Le valigie nell'ingresso
Per
favore, non ditemelo.
Non
ditemi così: sta andando solo a Padova, lo posso andare a trovare quando voglio, con Skype
sarà come se fosse qui, anzi, meglio. Salvo rare eccezioni, con quella giovane ostrica non si scambiano più di
dieci parole al giorno.
Non
ditemelo: è un adulto, se vivessimo in
un Paese anglosassone sarebbe fuori di casa da anni, ha finito la triennale
dunque evviva evviva, con questo sistema anche la magistrale arriverà prima di
sicuro.
Sono
tutte cose che so e che mi ripeto come un mantra da un pezzo.
Stamattina
è tutta un’altra cosa, però. Stamattina le valigie stracolme sono tra i piedi
per l’ultima volta, tra poco andrà a prendere il treno e da stanotte non
dormirà più a casa.
Un’altra
testa sul cuscino che non posso più contare prima di andare a dormire.
Senza
contare che di certo nel prossimo biennio un’esperienza all’estero salterà
fuori: e allora lì sì che non sarà dietro l’angolo. E poi, se non torna?
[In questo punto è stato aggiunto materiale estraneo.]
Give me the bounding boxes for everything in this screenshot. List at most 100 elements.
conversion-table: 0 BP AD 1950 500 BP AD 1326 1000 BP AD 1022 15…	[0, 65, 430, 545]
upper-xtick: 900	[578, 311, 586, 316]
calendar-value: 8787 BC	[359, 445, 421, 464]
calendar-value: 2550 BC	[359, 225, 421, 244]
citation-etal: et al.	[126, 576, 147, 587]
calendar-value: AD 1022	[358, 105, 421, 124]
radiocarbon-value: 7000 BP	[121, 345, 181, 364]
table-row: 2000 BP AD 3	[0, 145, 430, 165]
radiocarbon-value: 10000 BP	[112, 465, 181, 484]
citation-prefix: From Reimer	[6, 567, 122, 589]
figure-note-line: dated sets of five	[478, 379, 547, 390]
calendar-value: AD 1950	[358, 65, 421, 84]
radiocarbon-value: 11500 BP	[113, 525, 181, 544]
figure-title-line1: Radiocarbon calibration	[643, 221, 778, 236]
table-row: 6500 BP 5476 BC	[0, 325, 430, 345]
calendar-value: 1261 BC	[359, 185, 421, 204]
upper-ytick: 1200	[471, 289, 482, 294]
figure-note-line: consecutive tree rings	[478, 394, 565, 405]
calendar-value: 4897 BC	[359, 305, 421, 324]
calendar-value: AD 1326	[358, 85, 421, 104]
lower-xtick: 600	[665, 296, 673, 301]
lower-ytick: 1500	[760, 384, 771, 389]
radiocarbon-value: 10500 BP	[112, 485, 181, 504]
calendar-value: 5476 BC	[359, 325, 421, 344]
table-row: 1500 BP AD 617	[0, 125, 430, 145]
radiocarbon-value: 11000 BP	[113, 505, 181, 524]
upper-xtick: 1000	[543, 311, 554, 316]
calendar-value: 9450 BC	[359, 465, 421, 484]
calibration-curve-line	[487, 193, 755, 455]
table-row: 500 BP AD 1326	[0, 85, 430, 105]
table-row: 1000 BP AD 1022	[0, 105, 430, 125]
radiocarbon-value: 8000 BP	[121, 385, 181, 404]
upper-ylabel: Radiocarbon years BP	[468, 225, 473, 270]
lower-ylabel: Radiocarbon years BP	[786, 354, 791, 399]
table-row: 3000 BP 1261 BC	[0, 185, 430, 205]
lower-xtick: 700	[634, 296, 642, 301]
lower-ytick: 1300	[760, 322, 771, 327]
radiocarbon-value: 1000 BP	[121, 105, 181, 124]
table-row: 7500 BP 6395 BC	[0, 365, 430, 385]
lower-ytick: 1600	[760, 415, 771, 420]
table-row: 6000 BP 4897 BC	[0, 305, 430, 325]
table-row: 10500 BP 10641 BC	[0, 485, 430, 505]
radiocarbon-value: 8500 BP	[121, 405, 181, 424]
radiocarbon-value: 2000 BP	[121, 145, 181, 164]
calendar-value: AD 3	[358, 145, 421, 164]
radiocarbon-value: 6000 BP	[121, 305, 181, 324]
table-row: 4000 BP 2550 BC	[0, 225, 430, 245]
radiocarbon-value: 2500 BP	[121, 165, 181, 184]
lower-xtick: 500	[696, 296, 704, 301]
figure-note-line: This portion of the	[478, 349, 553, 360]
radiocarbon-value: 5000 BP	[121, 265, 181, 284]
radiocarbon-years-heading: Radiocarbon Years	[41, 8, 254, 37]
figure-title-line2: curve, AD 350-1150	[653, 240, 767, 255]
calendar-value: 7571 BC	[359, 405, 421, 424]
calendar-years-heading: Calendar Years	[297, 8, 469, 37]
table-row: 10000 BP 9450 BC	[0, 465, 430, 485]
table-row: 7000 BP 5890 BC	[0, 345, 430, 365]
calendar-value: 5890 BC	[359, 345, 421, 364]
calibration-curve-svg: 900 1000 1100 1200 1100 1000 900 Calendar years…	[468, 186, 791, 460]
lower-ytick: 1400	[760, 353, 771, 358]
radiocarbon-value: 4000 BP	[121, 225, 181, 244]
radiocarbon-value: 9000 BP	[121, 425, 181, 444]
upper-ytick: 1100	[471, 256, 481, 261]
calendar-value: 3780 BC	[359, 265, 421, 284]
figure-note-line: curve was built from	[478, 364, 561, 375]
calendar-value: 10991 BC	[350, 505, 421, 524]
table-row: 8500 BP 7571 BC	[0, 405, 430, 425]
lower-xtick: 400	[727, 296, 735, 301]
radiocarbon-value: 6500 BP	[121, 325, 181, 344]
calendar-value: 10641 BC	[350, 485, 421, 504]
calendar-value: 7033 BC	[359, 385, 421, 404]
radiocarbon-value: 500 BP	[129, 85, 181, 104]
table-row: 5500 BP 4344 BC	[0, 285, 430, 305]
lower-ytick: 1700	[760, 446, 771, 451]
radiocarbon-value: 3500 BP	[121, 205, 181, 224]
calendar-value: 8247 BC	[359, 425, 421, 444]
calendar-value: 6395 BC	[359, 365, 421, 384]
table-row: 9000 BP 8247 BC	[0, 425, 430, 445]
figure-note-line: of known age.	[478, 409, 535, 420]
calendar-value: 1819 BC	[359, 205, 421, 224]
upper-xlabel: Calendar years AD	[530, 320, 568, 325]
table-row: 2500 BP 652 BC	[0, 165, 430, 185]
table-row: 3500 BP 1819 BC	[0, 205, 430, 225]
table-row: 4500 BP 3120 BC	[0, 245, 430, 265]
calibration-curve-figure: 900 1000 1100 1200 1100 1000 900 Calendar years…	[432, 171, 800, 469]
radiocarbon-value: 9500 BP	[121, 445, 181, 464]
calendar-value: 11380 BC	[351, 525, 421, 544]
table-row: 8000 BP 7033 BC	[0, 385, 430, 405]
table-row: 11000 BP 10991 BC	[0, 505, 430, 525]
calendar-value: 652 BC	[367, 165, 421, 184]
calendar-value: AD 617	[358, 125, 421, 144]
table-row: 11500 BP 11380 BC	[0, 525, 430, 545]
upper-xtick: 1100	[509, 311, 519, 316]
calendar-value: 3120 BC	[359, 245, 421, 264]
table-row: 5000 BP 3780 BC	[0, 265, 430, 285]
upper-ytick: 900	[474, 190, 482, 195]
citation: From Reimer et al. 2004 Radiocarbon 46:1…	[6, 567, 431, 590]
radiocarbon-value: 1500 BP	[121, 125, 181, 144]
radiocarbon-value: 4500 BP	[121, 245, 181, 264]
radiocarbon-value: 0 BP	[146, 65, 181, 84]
Se
trova fuori dai confini nazionali il suo destino?
Lo
so, lo so: sono io la prima che se ne voleva andare. Sono io che gli ho
insegnato a guardare la vita senza il paraocchi. Sono io che ho cercato di
insegnargli ad essere cittadini del mondo.
Tutte
queste sono razionalizzazioni.
L’unica
cosa vera è il mio cuore che si sbriciola un’altra volta, un mese esatto dopo
la prima. Vediamo se stavolta riesco a evitare di aggrapparmi al suo collo come
una scimmia, frignando come una fontana. Vi saprò dire. Nutro forti timori
sulla resistenza delle mie paratie, però. Lo confesso.